Sheppard took a cautious step away from the bulkhead, discovered that this was a bad idea, but found a wall with his outflung hand and used this to keep himself upright and oriented. He started wading. Somewhere off to his right, he could hear McKay splashing along, sounding like some sort of half-beached sea creature. Sheppard smiled into the darkness at that mental image.

"Lost my laptop, dammit," McKay said pensively. "Gonna have to bring a team down here to find it. We only have so many of them. Even if it's ruined, I hope we can still retrieve the contents of the hard drive. It's got all my notes for the plumbing situation." He fell silent, except for the splashing, and then said, again, "Damn it."

"McKay," Sheppard said, trailing his hand along the damp wall. "It's not your fault."

"What's not my fault?" McKay retorted.

"Any of this. No one knows how any of this stuff works. We're all just kind of fumbling our way along."
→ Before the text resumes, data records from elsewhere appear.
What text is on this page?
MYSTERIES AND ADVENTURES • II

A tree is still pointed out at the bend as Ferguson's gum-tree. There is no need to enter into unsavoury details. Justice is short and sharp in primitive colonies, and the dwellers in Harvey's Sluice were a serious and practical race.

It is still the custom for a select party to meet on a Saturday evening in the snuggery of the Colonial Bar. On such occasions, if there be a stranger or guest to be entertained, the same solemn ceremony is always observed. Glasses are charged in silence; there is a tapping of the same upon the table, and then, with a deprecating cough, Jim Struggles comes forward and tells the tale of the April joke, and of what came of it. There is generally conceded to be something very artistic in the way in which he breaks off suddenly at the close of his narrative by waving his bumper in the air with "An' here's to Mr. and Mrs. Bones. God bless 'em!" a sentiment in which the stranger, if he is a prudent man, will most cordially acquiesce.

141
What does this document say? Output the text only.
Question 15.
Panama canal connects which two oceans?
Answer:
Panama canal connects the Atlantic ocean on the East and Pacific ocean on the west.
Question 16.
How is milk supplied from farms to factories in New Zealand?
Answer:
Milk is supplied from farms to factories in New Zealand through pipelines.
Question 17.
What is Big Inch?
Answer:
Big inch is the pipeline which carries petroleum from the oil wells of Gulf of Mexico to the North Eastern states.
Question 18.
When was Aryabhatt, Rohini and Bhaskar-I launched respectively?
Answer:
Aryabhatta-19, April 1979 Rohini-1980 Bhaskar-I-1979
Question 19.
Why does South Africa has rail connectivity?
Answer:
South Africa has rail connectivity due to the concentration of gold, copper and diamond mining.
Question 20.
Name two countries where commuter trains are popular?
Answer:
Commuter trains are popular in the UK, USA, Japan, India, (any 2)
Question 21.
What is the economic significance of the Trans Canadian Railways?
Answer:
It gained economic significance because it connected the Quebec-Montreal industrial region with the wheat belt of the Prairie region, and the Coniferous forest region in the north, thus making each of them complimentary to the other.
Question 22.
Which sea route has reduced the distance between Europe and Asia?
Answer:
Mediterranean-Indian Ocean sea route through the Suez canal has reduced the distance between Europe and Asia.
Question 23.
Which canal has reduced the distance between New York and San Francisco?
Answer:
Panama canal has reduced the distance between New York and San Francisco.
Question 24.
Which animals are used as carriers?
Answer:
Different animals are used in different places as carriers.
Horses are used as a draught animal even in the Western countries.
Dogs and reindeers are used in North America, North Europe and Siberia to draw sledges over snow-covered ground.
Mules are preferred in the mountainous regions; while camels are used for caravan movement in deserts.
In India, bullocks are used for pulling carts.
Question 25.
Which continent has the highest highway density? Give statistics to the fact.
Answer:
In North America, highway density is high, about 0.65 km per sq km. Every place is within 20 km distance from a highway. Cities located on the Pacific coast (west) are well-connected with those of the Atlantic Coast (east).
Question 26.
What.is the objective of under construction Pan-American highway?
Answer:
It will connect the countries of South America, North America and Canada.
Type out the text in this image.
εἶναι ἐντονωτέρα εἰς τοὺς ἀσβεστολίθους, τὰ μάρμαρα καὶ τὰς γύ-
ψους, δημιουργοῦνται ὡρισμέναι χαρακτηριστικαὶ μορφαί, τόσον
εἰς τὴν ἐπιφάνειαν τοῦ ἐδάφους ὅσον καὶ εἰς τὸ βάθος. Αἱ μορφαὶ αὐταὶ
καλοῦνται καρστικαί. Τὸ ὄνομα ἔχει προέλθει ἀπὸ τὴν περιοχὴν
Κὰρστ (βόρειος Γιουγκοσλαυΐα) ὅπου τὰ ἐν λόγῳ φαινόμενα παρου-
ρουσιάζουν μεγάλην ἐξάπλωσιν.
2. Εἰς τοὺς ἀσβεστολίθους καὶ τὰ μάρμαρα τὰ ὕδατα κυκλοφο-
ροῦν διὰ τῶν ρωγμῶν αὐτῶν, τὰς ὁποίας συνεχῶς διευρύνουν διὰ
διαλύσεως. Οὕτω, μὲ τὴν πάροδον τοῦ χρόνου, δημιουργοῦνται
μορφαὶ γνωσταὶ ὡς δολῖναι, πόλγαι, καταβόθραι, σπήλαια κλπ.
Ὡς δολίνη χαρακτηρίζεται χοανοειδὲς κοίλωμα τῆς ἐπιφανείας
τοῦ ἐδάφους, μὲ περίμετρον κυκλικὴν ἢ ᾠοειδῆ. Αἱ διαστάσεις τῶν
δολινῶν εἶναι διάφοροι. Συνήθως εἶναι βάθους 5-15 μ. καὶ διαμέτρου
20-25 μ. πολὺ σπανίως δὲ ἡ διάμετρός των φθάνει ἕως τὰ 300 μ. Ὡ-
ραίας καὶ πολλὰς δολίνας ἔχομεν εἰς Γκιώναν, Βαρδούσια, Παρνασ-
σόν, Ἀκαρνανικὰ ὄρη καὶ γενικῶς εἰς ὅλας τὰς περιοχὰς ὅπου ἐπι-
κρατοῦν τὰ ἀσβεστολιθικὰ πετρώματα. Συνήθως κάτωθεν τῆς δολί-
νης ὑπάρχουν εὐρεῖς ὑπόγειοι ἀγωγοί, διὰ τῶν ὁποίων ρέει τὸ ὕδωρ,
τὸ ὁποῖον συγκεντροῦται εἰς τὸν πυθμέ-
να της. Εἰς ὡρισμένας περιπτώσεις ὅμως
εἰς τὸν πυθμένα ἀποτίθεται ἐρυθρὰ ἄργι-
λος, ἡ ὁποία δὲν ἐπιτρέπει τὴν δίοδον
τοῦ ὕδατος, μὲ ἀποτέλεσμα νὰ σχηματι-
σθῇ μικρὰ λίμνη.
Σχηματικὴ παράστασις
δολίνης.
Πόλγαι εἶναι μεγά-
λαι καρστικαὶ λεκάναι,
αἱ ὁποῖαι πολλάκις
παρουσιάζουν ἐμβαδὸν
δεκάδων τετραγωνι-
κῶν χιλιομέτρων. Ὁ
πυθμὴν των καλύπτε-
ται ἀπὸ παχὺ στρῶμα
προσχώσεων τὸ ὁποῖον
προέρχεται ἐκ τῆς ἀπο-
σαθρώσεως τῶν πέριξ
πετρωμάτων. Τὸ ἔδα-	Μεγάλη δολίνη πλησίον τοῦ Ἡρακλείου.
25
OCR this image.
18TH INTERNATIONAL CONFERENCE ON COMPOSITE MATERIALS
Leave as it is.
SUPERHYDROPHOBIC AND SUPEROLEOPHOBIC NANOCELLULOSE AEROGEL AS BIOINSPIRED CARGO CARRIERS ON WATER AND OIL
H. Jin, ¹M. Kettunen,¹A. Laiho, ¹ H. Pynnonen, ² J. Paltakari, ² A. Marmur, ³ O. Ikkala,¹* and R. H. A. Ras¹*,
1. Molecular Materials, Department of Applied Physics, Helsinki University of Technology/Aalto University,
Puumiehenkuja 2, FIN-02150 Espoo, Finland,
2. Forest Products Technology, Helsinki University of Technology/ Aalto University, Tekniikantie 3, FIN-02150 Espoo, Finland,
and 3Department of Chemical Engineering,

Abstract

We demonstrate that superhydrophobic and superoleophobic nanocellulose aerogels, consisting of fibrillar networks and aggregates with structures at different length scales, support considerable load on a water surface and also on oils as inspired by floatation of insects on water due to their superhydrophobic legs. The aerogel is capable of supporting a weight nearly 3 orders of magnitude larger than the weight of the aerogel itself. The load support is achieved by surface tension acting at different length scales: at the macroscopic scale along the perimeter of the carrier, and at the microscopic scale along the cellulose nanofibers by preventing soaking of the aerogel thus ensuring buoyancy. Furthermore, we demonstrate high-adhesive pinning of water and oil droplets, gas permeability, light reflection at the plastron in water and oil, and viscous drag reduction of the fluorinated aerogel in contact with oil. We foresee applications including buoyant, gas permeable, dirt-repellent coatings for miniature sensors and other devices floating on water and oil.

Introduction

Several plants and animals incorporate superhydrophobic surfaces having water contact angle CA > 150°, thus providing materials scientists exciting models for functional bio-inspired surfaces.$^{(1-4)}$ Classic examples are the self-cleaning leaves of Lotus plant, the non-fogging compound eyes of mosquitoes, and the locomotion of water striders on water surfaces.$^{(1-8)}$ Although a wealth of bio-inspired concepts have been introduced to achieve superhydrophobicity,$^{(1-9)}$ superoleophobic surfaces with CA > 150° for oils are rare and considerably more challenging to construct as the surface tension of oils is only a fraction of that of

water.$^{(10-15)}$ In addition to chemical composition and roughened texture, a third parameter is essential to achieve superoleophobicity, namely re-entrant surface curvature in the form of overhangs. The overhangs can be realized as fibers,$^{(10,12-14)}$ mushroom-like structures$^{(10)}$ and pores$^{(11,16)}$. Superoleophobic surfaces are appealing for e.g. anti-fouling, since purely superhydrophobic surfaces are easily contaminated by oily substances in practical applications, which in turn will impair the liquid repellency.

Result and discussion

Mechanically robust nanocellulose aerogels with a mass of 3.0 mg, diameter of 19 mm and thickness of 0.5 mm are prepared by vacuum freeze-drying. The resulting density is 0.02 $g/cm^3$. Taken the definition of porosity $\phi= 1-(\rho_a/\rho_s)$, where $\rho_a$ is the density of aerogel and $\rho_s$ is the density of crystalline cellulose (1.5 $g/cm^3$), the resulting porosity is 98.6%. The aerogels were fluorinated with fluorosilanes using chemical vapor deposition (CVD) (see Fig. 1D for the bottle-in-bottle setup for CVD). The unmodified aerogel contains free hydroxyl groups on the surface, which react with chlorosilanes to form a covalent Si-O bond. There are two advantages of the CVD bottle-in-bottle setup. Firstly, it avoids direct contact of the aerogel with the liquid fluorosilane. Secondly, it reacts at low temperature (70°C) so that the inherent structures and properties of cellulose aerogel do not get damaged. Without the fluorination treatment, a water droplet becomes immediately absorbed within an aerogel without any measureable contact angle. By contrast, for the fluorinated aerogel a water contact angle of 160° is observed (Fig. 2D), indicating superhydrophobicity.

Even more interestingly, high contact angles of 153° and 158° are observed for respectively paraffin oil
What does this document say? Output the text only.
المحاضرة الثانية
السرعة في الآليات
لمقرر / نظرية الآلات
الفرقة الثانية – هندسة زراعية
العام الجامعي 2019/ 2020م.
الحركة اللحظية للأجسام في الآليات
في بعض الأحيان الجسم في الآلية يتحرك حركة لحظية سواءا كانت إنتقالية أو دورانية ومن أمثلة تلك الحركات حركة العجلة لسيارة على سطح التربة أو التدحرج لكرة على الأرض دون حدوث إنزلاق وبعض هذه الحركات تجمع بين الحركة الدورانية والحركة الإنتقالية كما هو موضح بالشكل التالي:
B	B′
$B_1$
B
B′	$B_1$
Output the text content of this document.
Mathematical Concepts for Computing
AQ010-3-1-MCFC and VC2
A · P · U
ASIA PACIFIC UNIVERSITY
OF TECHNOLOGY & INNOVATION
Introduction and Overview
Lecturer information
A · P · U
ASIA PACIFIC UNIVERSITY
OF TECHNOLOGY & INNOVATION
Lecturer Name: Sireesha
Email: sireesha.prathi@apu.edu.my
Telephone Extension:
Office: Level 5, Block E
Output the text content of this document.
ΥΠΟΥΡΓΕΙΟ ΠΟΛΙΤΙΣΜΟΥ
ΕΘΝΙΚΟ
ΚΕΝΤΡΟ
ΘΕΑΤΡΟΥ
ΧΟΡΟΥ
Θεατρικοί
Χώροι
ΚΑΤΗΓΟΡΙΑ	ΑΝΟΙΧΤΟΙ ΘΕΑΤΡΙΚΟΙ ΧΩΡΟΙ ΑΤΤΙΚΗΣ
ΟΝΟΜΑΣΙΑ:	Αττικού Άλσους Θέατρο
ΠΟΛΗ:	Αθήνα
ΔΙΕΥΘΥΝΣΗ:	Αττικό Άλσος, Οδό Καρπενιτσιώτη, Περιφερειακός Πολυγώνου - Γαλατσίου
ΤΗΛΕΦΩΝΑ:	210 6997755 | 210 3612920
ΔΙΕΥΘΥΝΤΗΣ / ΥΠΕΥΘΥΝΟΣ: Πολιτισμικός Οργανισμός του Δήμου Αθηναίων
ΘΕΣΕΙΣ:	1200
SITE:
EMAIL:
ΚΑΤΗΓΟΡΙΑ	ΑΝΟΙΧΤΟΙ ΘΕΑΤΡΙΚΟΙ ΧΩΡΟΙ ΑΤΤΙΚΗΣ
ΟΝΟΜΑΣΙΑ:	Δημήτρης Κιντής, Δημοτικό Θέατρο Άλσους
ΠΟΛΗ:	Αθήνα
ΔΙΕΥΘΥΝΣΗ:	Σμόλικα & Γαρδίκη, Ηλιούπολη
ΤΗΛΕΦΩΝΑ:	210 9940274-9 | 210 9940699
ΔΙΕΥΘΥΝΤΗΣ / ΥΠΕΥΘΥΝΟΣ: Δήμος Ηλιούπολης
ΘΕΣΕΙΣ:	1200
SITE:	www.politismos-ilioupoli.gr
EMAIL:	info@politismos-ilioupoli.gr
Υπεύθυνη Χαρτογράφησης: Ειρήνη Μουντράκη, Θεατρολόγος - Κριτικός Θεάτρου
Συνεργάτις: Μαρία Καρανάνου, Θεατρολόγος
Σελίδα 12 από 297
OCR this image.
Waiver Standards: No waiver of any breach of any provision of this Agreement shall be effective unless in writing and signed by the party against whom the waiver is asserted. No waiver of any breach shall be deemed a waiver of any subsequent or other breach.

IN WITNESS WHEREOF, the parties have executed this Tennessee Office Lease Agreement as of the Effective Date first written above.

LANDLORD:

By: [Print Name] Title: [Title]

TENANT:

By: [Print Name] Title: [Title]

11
"Fumbling" was probably the wrong choice of words. He heard McKay snort, somewhere in the dark, and when he spoke, his voice sounded half annoyed and half tired. "Why would it be my fault? The Ancients built this city. I'm just the unlucky sap who gets to fix it."

It was strange, Sheppard thought, how well he could read McKay considering how little he knew of the man. How he could hear the self-doubt under the bravado and arrogance. Oddly, it was that aspect of McKay, as much as his obvious intelligence, that had made Sheppard want him for his team. The man had an ego a mile wide, and yet Sheppard had noticed how he seemed to falter sometimes, when the chips were down ... falter, and then pick himself up and go on. There was steel under that slightly pudgy exterior; he was sure of it.

McKay still seemed to be talking; Sheppard had tuned him out. "... and clearly, this should amply demonstrate why I most certainly should not be on your offworld team, since I'm needed here. The city would fall apart without me. I mean, more so than it's already falling apart with me, that is..."

"I still want you on my team," Sheppard said.

The intake of breath was so soft he almost didn't catch it. "Really?" McKay said, in a "last kid picked for the soccer team" kind of voice.

"More than ever, now," Sheppard added.

"You'll pardon me for being ungracious, but why? Didn't I just flood a tunnel with you in it?"

"Well, yeah," Sheppard said, "and the next time we come across some Ancient technology with failsafes in it, I'd really appreciate it if you and your group of wannabe mad scientists could read the warning label before disconnecting it. But, generally speaking, I liked what I saw. You didn't panic in a stressful situation. You fixed the damn door, in the dark, underwater, after telling me you didn't think it could be done. A person who can do that is a person I want to have at my back when I go offworld."

No sound from Rodney's side of the tunnel, except for the continued splashing, indicating that he was still moving.

"McKay?"

"I'm here. Sorry. I had an idea for fixing the plumbing ... had to run some mental calculations ... hang on. Damn, I wish I had a pencil. And a flashlight." Brief pause. "I did hear what you said, Major. I was listening. I can multitask."

"And? Got an answer for me?"

"I'll think about it."

Light flickered ahead of them, reflecting off the water. For the first time in what felt like hours, Sheppard could see the walls around him, glistening dimly by the glow of their rescuers' flashlights.

"Cavalry's here," Sheppard said, and turning to Rodney, he flashed him a smile.

"What did they do, stop for lunch on the way?" McKay groused in his usual complaining tone. In the dim light, however, Sheppard could see him smile back, a bit uncertainly, as if camaraderie was something new to him.

------

tbc

P.S. It's seawater. Of course it's seawater. I'm mean to them, but I'm not THAT mean!